Yup, this was the hole I later fell down and died, even though burglars actually got a new ability this patch to Safe Fall. (Colours look weird because it was dark and underground so I’ve turned up the contrast for the screenie.) So when you log in after a new patch – check whether your trainers have any new skills to teach you!!!
One thing about LOTRO as a game, and the questing in general is that it genuinely does run at a different pace to games like WoW or Rift which have been more optimised to stop players getting bored. In LOTRO, it is entirely possible that you will be sent to the other side of the zone to find a remote dwarf fortress with a hidden entrance – and it may take you over an hour to find it. Some quests are quick, some are not. After a while, I find that I adjust and quite enjoy the slower “scenic route” but it really isn’t a game for all tastes.
And then, when you are least expecting it, they remind you that you’re in the LOTRO world with links to the main storyline and foreshadowings about where your character and companions may be heading in future.

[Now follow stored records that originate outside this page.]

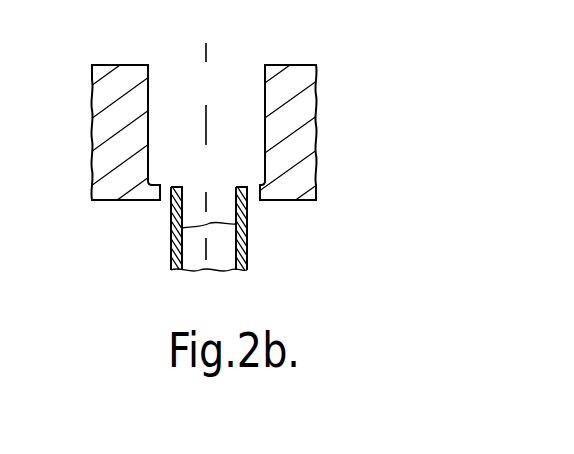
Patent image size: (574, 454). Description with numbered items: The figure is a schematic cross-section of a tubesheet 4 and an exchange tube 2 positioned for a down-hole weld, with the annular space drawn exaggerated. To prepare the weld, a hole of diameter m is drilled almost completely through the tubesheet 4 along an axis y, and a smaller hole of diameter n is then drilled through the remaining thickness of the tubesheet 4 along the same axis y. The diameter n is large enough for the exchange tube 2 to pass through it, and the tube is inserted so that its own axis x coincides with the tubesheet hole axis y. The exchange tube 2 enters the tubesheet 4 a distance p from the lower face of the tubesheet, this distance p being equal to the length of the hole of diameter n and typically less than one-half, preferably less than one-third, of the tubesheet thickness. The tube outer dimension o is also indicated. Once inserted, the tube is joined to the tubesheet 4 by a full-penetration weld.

The exchange tube 2 is at (172, 248).
The tubesheet 4 is at (318, 153).
The diameter of larger tubesheet hole m is at (265, 79).
The diameter of smaller tubesheet hole n is at (255, 172).
The tube outer diameter dimension o is at (248, 296).
The exchange tube axis x is at (247, 242).
The insertion distance p is at (264, 196).
The tubesheet hole axis y is at (208, 52).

One of the high points to me of Enedwaith is a solo section where you are able to sit in on a council of the neutral tribe of Dunlendings who you have been assisting. An envoy from Saruman has arrived to try to recruit them to his faction. You are there to represent the Dunadain (because the rest of the Grey Company is busy losing its collective bows or something). It’s a very well written scene, and will be a delight to LOTRO fans. The Dunlendings decide to stay neutral, but make it clear that they prefer your deeds to Saruman’s honeyed words.
And with that, I’m finally just about caught up to the new stuff. Arb has already tried out one of the instances and was raiding last night and her initial feedback has been pretty positive. I’m looking forwards to finding out for myself!